Dans le contexte actuel de reprise économique fragile en France, s'attaquer à la hausse des salaires n'est-il pas prématuré ? Un coup de pouce au Smic est-il la réelle solution pour relancer la consommation et la croissance ? 

Les coups de pouce du SMIC ne sont jamais la bonne solution pour relancer la consommation. S’ils augmentent les revenus de ceux qui gardent leur emploi, ils créent du chômage et réduisent le revenu des travailleurs qui perdent leur emploi. Et en augmentant le coût du travail, ils découragent aussi l’investissement. Toutes les autres méthodes de relance – baisse des taux, hausse des dépenses publiques, baisse des impôts – leur sont sans doute supérieures. Mais si la relance peut atténuer les récessions, elle n’a aucun effet sur le taux de croissance structurel de l’économie française. Ce dernier est avant tout déterminé par des considérations institutionnelles et ne peut augmenter que grâce à des réformes structurelles.

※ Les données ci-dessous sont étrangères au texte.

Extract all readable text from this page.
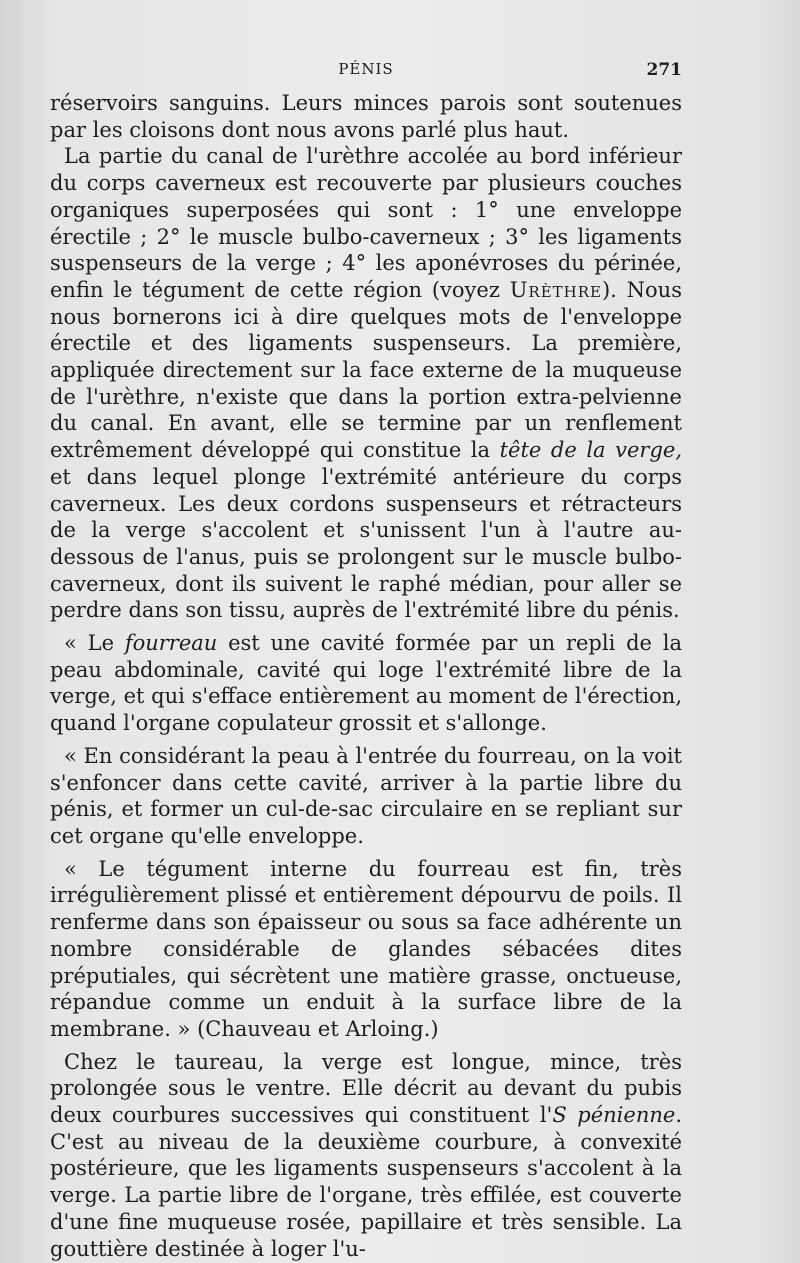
PÉNIS	271

réservoirs sanguins. Leurs minces parois sont soutenues par les cloisons dont nous avons parlé plus haut.

La partie du canal de l'urèthre accolée au bord inférieur du corps caverneux est recouverte par plusieurs couches organiques superposées qui sont : 1° une enveloppe érectile ; 2° le muscle bulbo-caverneux ; 3° les ligaments suspenseurs de la verge ; 4° les aponévroses du périnée, enfin le tégument de cette région (voyez Urèthre). Nous nous bornerons ici à dire quelques mots de l'enveloppe érectile et des ligaments suspenseurs. La première, appliquée directement sur la face externe de la muqueuse de l'urèthre, n'existe que dans la portion extra-pelvienne du canal. En avant, elle se termine par un renflement extrêmement développé qui constitue la tête de la verge, et dans lequel plonge l'extrémité antérieure du corps caverneux. Les deux cordons suspenseurs et rétracteurs de la verge s'accolent et s'unissent l'un à l'autre au-dessous de l'anus, puis se prolongent sur le muscle bulbo-caverneux, dont ils suivent le raphé médian, pour aller se perdre dans son tissu, auprès de l'extrémité libre du pénis.

« Le fourreau est une cavité formée par un repli de la peau abdominale, cavité qui loge l'extrémité libre de la verge, et qui s'efface entièrement au moment de l'érection, quand l'organe copulateur grossit et s'allonge.

« En considérant la peau à l'entrée du fourreau, on la voit s'enfoncer dans cette cavité, arriver à la partie libre du pénis, et former un cul-de-sac circulaire en se repliant sur cet organe qu'elle enveloppe.

« Le tégument interne du fourreau est fin, très irrégulièrement plissé et entièrement dépourvu de poils. Il renferme dans son épaisseur ou sous sa face adhérente un nombre considérable de glandes sébacées dites préputiales, qui sécrètent une matière grasse, onctueuse, répandue comme un enduit à la surface libre de la membrane. » (Chauveau et Arloing.)

Chez le taureau, la verge est longue, mince, très prolongée sous le ventre. Elle décrit au devant du pubis deux courbures successives qui constituent l'S pénienne. C'est au niveau de la deuxième courbure, à convexité postérieure, que les ligaments suspenseurs s'accolent à la verge. La partie libre de l'organe, très effilée, est couverte d'une fine muqueuse rosée, papillaire et très sensible. La gouttière destinée à loger l'u-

Si l'on considère le cas de l'Allemagne qui a introduit en 2014 un revenu minimum garanti, quels effets peut-on noter sur la consommation et la croissance allemande de cette mesure ? Peut-on la juger efficace à cette fin ? 

Il est trop tôt pour en juger. Mais je parierai pour un ralentissement de la performance économique relative de nos voisins au cours des dix prochaines années et pour un retour de leur problèmes de compétitivité. Ajoutons qu’il est particulièrement stupide d’accueillir des centaines de milliers de migrants peu qualifiés si le marché du travail est incapable de les absorber parce que les salaires ne peuvent pas baisser. Bien entendu, les évolutions futures dépendront du discernement avec lequel le niveau du SMIC allemand sera ajusté.